Страница 17 из 112
Я и полез.
Полез, три версты отъехал и задремал сладко.
Вдруг как пихнет меня в сторону, как кувыркнет вниз. Гляжу — падаю, мать твою так. Спросонья-то, думаю, каково падать.
И как шваркнет меня в бок, об башку, об желудок, об руку… Упал.
И спасибо, ногой при падении за вторую полку зацепился — удар все-таки мягкий вышел.
Сижу на полу и башку щупаю — тут ли. Тут.
А в вагоне шум такой происходит. Это пассажиры шумят, не сперли бы, думают, ихние вещи в переполохе.
На шум бригада с фонарем сходится.
Обер спрашивает:
— Кто упал?
Я говорю:
— Я упал. С багажной полки. Я, говорю, в Москву еду. Васька Бочков, говорю, сукин сын, втравил меня в поездочку.
Обер говорит:
— У Бологое завсегда пассажиры вниз сваливаются.

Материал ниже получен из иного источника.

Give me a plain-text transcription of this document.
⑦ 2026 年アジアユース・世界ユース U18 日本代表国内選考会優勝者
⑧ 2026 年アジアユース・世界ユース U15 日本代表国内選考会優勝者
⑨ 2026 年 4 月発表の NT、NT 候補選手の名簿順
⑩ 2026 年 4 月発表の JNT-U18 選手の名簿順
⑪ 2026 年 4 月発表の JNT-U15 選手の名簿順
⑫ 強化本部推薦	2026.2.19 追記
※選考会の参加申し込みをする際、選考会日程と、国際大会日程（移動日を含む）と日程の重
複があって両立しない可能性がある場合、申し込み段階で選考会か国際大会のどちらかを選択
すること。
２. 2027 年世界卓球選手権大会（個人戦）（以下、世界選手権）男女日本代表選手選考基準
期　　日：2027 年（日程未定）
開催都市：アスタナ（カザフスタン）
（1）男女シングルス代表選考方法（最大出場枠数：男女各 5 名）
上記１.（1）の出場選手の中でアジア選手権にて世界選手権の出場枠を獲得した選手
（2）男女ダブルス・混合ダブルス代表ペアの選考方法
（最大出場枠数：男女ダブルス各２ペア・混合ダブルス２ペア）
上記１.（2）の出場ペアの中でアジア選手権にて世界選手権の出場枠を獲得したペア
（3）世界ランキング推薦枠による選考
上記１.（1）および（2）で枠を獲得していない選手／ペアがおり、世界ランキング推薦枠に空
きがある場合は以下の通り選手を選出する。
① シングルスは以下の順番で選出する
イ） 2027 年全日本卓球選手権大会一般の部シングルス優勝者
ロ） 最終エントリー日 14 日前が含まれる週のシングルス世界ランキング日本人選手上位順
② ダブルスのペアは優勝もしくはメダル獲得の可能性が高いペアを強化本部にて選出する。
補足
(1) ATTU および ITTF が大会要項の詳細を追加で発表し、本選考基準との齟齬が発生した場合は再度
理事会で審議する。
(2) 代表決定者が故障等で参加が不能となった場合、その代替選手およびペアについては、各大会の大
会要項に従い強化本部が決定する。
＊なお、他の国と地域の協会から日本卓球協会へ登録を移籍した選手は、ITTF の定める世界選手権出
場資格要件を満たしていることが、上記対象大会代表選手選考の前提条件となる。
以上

Дюже резкая остановка.
Я говорю:
— Довольно обидно упавшему человеку про это слышать. Пущай бы, говорю, лучше бригада не допущала на верхних полках ездить. А если лезет пассажир, пущай спихивают его или урезонивают — дескать, не лезьте, гражданин, скатиться можно.

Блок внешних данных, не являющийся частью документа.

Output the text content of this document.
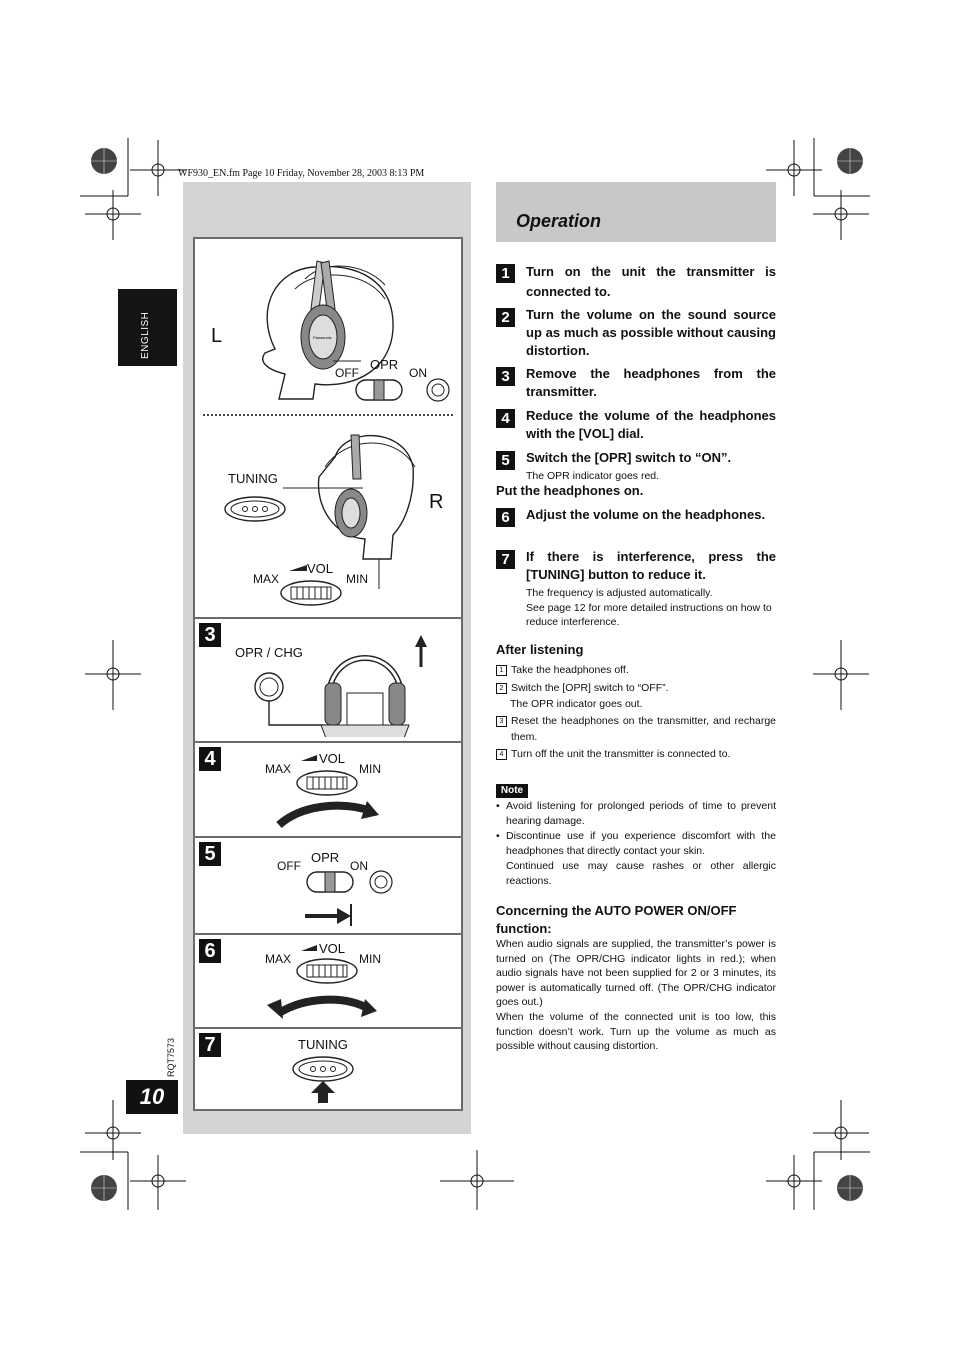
WF930_EN.fm Page 10 Friday, November 28, 2003 8:13 PM
ENGLISH
RQT7573
10
L	Panasonic
OFF
OPR
ON
R
TUNING
VOL
MAX	MIN
3
OPR / CHG
4	VOL
MAX	MIN
5	OPR
OFF	ON
6	VOL
MAX	MIN
7	TUNING
Operation
1	Turn on the unit the transmitter is connected to.
2	Turn the volume on the sound source up as much as possible without causing distortion.
3	Remove the headphones from the transmitter.
4	Reduce the volume of the headphones with the [VOL] dial.
5	Switch the [OPR] switch to “ON”.
The OPR indicator goes red.
Put the headphones on.
6	Adjust the volume on the headphones.
7	If there is interference, press the [TUNING] button to reduce it.
The frequency is adjusted automatically.
See page 12 for more detailed instructions on how to reduce interference.
After listening
1 Take the headphones off.
2 Switch the [OPR] switch to “OFF”.
The OPR indicator goes out.
3 Reset the headphones on the transmitter, and recharge them.
4 Turn off the unit the transmitter is connected to.
Note
• Avoid listening for prolonged periods of time to prevent hearing damage.
• Discontinue use if you experience discomfort with the headphones that directly contact your skin.
Continued use may cause rashes or other allergic reactions.
Concerning the AUTO POWER ON/OFF function:
When audio signals are supplied, the transmitter’s power is turned on (The OPR/CHG indicator lights in red.); when audio signals have not been supplied for 2 or 3 minutes, its power is automatically turned off. (The OPR/CHG indicator goes out.)
When the volume of the connected unit is too low, this function doesn’t work. Turn up the volume as much as possible without causing distortion.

Тут и старушка крик поднимает:
— Корзину, — говорит, — башкой смял.
Я говорю:
— Человек важнее корзинки. Корзинку, говорю, купить можно. Башка же, говорю, бесплатно все-таки.
Покричали, поахали, перевязали мне башку тряпкой и, не останавливая поезда, поехали дальше.
Доехал до Москвы. Вылез. Посидел на вокзале.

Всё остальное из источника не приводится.